Unicode blocks are not characters set, things like MES-1, MES-2, MES-3B are. Character sets are subsets of Unicode and very often have characters in more than one Unicode Block. The fact that uppercase and lowercase of the same letter can be in different blocks should make that obvious.
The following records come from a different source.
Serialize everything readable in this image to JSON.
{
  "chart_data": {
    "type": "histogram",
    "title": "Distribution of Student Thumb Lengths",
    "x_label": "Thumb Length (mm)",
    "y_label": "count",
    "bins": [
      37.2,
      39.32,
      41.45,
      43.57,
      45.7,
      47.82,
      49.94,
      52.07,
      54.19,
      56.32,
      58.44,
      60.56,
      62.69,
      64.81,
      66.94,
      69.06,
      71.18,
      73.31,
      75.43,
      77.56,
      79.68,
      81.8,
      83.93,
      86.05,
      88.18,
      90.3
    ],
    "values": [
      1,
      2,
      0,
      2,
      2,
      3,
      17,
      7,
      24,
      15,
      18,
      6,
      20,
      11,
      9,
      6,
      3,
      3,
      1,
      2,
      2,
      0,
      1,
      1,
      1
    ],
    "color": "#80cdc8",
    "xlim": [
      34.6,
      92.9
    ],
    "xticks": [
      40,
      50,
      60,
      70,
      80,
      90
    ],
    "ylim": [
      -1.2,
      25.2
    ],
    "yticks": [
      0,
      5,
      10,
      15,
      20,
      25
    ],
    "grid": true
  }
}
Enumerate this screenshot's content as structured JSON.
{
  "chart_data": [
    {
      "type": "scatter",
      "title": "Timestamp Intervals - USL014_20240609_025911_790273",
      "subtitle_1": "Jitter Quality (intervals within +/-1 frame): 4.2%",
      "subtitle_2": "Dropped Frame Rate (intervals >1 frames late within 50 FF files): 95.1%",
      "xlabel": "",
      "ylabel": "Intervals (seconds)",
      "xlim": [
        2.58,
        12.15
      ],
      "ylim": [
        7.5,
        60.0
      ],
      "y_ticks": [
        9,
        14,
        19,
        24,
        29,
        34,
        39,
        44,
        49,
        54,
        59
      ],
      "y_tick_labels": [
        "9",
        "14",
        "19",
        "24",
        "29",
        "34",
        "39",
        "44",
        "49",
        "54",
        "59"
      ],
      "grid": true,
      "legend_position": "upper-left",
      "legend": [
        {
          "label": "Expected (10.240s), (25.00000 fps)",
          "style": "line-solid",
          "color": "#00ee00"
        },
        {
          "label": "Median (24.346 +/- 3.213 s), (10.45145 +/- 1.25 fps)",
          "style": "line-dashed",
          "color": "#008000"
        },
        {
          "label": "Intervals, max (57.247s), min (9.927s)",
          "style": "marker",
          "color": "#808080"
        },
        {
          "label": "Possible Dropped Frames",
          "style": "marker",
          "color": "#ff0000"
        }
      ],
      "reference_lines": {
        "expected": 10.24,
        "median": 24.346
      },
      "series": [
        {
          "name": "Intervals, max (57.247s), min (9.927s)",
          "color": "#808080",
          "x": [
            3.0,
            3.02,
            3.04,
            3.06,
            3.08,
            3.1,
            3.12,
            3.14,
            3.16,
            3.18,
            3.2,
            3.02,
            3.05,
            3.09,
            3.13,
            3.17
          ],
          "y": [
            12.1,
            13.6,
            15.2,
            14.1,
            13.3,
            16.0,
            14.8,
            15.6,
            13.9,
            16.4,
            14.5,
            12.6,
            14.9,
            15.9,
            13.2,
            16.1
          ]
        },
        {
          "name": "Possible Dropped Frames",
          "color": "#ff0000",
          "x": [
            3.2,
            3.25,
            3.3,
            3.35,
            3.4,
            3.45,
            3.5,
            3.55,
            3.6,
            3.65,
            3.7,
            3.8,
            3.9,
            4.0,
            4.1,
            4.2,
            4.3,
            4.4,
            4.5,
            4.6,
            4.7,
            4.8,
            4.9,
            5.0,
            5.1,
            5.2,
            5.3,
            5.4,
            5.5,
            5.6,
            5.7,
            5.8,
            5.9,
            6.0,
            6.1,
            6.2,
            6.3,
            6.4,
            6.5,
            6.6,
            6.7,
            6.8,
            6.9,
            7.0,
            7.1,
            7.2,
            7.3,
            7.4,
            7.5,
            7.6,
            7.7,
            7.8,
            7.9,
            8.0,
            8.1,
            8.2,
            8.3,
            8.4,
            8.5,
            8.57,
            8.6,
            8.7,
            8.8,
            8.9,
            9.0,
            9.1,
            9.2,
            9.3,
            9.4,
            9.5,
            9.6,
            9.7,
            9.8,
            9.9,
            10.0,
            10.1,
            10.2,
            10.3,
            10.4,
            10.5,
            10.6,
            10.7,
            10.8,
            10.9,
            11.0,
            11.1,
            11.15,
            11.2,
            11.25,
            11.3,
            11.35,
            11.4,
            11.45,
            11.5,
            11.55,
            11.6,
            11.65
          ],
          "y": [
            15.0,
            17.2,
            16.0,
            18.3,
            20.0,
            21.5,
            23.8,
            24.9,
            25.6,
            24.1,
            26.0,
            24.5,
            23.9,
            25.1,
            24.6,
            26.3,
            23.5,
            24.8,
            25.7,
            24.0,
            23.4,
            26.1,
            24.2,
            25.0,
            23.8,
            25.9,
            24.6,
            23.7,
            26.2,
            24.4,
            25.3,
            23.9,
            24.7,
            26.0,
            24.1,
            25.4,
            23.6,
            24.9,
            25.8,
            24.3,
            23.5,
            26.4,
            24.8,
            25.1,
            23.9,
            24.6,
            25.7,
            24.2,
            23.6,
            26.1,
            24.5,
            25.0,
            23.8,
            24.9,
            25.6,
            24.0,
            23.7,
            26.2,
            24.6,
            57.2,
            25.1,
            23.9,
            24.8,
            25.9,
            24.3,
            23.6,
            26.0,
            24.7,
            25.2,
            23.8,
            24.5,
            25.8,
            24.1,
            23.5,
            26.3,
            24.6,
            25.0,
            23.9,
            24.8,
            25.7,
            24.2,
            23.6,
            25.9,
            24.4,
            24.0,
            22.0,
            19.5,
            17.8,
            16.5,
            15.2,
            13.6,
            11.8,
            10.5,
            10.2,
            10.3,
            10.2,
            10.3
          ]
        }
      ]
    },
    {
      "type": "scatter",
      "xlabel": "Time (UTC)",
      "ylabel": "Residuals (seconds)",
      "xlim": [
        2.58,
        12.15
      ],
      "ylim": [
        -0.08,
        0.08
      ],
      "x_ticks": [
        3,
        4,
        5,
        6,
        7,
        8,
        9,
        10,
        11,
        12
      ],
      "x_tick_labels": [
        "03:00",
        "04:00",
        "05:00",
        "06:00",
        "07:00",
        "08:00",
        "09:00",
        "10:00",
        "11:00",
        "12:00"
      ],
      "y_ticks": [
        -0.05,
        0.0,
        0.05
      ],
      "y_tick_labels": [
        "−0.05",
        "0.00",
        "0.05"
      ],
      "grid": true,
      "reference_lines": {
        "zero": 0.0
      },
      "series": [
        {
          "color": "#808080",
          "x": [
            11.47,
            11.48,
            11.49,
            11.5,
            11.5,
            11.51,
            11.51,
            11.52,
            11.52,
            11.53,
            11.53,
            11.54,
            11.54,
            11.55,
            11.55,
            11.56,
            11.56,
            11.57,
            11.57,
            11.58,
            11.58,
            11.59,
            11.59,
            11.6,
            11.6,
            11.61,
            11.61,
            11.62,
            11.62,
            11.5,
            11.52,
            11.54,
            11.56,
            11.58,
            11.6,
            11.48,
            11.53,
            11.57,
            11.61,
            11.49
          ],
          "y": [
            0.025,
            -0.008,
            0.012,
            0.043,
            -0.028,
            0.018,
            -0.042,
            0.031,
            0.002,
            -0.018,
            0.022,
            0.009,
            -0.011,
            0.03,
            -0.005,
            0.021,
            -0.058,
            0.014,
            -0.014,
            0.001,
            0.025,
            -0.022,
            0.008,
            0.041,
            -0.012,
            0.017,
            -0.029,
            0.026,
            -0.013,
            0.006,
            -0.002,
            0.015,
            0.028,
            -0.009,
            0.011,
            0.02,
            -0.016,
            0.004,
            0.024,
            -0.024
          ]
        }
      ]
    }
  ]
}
However, it is true that some characters sets have been encoded in Unicode as blocks.
I'm not arguing one shouldn't work by block, I'm just arguing it's not the most practical approach from a language coverage point of view.

Paul,
Yes, most non-composite characters are in the IPA block (27), and diacritics in the Combining diacriticals block (16).
But you can find in the Latin Extended-C block:
U+2C64 LATIN CAPITAL LETTER R WITH TAIL used in Sudan
U+2C6D LATIN CAPITAL LETTER ALPHA used in Cameroon
U+2C72 LATIN CAPITAL LETTER W WITH HOOK and U+2C73 LATIN SMALL LETTER W WITH HOOK used in Burkina Faso

in the Latin Extended-D block:
U+A789 MODIFIER LETTER COLON used in Congo-Kinshasa, Kenya and Côte d’Ivoire
U+A78A MODIFIER LETTER SHORT EQUALS SIGN used in Congo-Kinshasa
U+A78D LATIN CAPITAL LETTER TURNED H used in Liberia

In the Combining Diacritical Marks Supplement block:
U+1DC6 COMBINING MACRON-GRAVE and U+1DC7 COMBINING ACUTE-MACRON used in Nigeria

In the Spacing Modifier Letters block:
U+02D7 MODIFIER LETTER MINUS SIGN and U+02EE MODIFIER LETTER DOUBLE APOSTROPHE used in Côte d’Ivoire

In Latin Extended Additional block:
The 60 precomposed characters used in Nigeria, South Africa and others.